The same is likely to happen to Statcast — and sooner than we might think. That’s not because some fatal technological flaw will emerge, but rather because of the nature of data itself. Data are, in essence, the things we rely on to make arguments and answer questions. And the questions we ask inevitably change over time.
There’s no doubt Statcast and similar data-collection efforts have changed the game from the days when runs batted in and earned run average dominated our understanding of players. Right now, the latest trends in baseball are defensive shifts, launch angles, exit velocity and “true” outcomes. But soon we’ll ask new questions for which new data will be required. It’s not that we haven’t learned anything, but rather that we’ll never learn everything.
Some of the most important questions today are about integrating qualitative and quantitative data: playing statistics may be useful for valuing current major leaguers, but they’re nearly useless for assessing the future value of amateurs who play against far inferior competition and whose ability may change dramatically over time. Teams have to learn to use data like exit velocity and launch angle to augment the judgments of scouts and make the inexact science of player evaluation a bit more precise.

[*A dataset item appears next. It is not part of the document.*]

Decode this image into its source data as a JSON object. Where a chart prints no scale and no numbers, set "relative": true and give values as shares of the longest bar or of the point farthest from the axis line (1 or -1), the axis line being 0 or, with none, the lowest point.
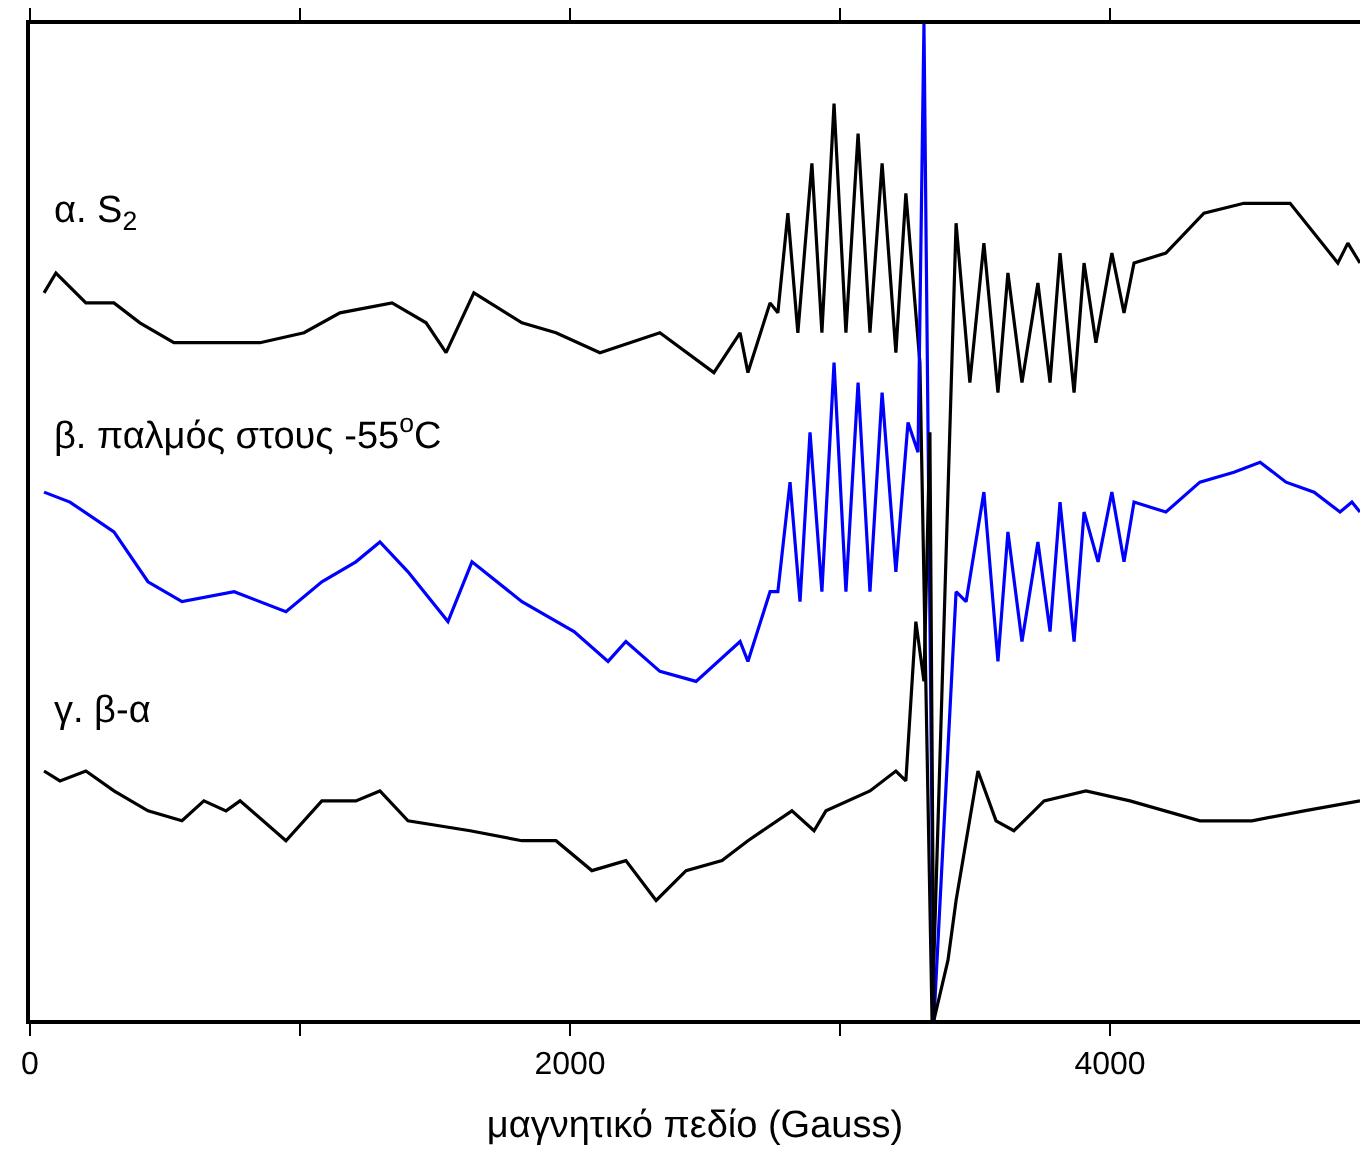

The next baseball data revolution will also come in part because the data currently being collected won’t just capture the game as it is, but also will change the sport. If teams realize that speedy players are undervalued, for example, or that defensive shifts work, they adjust, and those changes will in turn affect what data is collected and what it means.
Similar stories could be told about the role of data in scores of other areas, from medical decision-making to political campaigns. In each case, developments that seemed to fundamentally transform the field through novel technologies of data collection were soon written off as old news.
When the concept of “big data” first emerged two decades ago, the promise was clear: Computing power had gotten so fast, storage so cheap and statistical tools so powerful that computers could offer up new kinds of analysis that could guide society to a better place. Now, with some historical perspective, we can begin to see how the rise of big data in baseball and beyond merely echoes the excitement surrounding previous developments.
For centuries data-driven reformers have repeatedly claimed some new technology will finally collect enough data to solve our pressing problems, but it hasn’t come to be. The era of big data isn’t over so much as its differences with previous epochs seem far less salient. Big data will always be with us, but arguably it also always has.